16. De rechtbank veroordeelt verweerder in de door eiseres gemaakte proceskosten. Deze kosten stelt de rechtbank op grond van het Besluit proceskosten bestuursrecht voor de door een derde beroepsmatig verleende rechtsbijstand vast op € 1.518,- (1 punt voor het indienen van het beroepschrift, 1 punt voor het verschijnen ter zitting, met een waarde per punt van € 759,- en een wegingsfactor 1).

Beslissing

De rechtbank:
  • verklaart het beroep gegrond;
  • vernietigt het bestreden besluit op bezwaar;
  • draagt verweerder op binnen acht weken na de dag van verzending van deze uitspraak een nieuw besluit te nemen op het bezwaar met inachtneming van deze uitspraak;
  • draagt verweerder op het betaalde griffierecht van € 360,- aan eiseres te vergoeden;
  • veroordeelt verweerder in de proceskosten van eiseres tot een bedrag van
€ 1.518,-.
Deze uitspraak is gedaan door mr. J.H.M. van de Ven, rechter, in aanwezigheid van
mr.
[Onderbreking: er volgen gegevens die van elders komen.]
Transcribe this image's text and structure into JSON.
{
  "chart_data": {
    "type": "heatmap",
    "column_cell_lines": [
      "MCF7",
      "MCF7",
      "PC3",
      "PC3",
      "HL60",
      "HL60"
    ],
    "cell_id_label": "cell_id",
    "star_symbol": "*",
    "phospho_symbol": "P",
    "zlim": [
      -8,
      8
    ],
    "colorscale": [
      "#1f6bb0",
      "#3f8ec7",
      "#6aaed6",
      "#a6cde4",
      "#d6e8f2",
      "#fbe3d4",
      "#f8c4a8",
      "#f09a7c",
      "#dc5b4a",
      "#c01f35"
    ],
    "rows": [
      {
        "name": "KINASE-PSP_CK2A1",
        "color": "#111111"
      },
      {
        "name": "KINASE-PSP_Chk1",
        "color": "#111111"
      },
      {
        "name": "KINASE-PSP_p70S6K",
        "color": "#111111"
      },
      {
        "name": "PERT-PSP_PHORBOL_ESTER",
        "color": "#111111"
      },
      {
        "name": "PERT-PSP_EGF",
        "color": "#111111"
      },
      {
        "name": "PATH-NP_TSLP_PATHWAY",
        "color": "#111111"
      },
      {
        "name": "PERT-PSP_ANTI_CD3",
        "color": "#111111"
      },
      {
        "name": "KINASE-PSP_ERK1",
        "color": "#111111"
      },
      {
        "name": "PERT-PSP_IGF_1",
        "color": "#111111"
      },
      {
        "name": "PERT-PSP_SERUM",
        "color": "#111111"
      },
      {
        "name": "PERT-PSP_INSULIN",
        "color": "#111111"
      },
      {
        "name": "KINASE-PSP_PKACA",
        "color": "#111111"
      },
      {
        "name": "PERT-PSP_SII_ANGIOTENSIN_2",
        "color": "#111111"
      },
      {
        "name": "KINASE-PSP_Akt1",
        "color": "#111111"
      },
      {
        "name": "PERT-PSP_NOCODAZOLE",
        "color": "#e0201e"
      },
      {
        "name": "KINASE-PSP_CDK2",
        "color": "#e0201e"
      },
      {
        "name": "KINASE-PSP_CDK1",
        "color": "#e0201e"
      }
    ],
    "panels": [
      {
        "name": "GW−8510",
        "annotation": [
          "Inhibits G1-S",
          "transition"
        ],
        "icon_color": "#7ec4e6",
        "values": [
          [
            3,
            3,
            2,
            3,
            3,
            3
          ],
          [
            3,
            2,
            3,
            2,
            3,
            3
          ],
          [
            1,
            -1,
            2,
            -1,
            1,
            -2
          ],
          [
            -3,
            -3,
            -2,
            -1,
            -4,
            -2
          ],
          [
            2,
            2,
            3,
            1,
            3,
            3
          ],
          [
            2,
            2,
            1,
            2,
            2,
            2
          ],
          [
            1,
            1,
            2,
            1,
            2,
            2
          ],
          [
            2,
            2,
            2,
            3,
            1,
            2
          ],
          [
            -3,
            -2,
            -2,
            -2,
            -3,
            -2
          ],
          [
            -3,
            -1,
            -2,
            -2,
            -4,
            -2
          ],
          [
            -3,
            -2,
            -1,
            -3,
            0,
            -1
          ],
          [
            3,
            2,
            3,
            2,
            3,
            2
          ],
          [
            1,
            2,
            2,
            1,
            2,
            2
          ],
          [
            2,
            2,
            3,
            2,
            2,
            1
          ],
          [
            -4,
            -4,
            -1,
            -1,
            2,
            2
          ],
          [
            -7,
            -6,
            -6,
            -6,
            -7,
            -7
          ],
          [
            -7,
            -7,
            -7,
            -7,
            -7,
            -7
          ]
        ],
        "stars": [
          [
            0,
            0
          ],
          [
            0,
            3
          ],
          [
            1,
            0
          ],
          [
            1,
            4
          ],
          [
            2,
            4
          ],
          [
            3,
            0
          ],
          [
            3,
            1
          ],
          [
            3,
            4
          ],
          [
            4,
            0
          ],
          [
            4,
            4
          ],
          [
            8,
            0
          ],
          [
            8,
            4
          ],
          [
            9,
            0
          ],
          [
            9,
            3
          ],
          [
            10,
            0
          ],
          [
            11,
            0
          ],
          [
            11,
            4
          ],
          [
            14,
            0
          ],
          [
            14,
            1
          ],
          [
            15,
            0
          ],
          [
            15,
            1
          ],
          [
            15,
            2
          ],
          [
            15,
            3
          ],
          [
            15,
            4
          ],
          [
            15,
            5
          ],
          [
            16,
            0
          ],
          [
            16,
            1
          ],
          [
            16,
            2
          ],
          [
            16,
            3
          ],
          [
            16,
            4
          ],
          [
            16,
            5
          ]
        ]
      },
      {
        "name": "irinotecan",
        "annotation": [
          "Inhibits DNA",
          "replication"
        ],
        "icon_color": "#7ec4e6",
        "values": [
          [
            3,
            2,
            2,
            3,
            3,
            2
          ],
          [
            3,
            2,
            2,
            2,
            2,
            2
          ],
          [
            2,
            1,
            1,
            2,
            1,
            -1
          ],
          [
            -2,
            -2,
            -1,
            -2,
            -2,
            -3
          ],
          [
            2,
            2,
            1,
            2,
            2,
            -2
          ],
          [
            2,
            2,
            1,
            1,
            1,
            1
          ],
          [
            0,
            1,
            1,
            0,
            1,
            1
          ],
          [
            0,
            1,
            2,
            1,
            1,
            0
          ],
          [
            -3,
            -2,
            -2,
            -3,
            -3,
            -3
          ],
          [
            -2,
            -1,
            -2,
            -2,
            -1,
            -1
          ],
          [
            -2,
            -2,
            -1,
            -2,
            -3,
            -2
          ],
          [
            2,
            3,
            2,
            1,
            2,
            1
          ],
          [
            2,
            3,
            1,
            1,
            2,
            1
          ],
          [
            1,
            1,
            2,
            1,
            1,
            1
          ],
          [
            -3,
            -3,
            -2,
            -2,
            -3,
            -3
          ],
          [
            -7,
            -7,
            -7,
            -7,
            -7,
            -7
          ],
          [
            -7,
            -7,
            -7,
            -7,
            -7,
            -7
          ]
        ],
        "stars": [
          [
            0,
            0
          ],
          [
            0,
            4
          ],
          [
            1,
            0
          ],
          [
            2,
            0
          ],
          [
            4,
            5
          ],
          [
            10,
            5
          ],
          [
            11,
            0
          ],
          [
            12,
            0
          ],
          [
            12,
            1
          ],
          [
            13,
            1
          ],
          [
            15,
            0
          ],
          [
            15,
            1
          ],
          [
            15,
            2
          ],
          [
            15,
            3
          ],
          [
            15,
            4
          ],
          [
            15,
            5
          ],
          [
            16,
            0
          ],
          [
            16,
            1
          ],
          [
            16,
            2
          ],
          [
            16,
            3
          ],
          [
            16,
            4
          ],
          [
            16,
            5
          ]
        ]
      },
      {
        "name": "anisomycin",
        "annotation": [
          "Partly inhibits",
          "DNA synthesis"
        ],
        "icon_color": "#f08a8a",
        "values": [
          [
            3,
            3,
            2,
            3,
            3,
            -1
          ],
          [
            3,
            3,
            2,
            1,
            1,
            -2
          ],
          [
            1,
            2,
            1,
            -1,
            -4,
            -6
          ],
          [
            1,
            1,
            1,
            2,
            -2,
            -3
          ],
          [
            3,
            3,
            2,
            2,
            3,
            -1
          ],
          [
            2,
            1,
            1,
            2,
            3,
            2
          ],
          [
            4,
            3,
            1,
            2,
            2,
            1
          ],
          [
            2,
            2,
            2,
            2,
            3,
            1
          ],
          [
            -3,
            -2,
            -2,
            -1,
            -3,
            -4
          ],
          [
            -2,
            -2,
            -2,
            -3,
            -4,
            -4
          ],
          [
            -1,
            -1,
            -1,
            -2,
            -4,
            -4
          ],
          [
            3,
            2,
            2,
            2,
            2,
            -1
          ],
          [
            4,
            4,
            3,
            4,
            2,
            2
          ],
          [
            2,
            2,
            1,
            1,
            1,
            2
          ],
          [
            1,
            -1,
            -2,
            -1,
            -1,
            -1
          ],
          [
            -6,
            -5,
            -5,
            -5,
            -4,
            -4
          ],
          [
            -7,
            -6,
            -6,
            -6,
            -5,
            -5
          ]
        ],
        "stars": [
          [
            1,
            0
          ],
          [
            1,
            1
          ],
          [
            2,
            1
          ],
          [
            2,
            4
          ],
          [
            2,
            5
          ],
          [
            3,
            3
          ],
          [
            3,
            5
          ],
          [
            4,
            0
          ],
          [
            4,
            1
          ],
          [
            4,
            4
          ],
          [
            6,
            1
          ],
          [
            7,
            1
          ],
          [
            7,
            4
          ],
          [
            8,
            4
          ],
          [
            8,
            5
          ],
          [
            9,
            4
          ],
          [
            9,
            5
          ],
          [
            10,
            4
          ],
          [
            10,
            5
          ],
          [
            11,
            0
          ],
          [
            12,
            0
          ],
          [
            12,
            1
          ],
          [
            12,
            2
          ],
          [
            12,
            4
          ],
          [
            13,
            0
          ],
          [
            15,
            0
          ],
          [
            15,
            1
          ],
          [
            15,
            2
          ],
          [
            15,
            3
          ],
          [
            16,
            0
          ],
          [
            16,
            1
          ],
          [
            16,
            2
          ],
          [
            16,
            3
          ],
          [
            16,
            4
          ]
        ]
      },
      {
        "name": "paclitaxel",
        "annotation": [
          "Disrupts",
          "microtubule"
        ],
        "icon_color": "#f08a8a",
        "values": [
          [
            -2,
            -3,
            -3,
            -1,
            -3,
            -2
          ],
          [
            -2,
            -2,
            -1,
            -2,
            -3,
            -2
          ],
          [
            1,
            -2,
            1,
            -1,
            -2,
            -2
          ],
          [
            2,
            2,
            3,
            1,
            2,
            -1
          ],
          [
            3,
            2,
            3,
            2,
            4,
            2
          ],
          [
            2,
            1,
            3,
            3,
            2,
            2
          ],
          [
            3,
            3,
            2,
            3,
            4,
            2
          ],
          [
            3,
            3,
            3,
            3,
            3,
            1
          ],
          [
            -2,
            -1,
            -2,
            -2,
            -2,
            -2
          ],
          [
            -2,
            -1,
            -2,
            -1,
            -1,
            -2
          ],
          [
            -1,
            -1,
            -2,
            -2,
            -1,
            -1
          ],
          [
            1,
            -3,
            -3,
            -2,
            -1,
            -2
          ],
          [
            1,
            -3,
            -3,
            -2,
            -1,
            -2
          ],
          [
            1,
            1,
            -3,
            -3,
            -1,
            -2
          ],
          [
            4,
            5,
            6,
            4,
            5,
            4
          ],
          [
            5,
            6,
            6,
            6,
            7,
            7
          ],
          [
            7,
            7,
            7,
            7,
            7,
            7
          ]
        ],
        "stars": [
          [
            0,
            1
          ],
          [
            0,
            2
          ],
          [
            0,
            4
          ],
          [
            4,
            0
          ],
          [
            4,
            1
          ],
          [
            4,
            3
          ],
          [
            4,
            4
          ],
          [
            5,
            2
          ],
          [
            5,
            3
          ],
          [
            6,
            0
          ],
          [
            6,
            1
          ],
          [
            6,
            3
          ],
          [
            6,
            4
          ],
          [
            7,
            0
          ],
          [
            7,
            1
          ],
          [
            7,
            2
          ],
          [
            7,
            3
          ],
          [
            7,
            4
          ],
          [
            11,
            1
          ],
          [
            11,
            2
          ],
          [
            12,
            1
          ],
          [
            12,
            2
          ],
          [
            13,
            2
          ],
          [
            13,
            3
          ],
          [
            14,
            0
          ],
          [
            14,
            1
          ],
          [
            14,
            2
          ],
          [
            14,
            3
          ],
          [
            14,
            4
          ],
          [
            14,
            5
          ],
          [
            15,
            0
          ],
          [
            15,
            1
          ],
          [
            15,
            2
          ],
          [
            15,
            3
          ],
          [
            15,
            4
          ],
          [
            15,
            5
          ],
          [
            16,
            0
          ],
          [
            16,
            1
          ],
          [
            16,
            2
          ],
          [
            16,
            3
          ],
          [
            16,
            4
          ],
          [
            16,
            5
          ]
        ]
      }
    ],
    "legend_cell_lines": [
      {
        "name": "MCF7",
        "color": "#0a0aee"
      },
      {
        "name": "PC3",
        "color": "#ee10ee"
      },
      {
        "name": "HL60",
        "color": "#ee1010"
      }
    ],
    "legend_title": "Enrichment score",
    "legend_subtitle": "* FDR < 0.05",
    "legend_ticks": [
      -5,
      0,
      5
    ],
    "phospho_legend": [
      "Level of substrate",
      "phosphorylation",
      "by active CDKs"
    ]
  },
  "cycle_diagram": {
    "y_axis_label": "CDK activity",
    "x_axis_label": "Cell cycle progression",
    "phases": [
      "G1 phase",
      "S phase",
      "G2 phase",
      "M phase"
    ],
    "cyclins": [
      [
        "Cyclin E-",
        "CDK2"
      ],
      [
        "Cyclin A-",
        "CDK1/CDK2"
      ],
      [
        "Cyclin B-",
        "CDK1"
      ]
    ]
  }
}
A.E. van Duinen, griffier
.De beslissing is in het openbaar uitgesproken op 14 april 2022.
griffier
rechter
Afschrift verzonden aan partijen op:

Rechtsmiddel

Tegen deze uitspraak kan binnen zes weken na de dag van verzending daarvan hoger beroep worden ingesteld bij de Afdeling bestuursrechtspraak van de Raad van State.
Als hoger beroep is ingesteld, kan bij de voorzieningenrechter van de hogerberoepsrechter worden verzocht om het treffen van een voorlopige voorziening.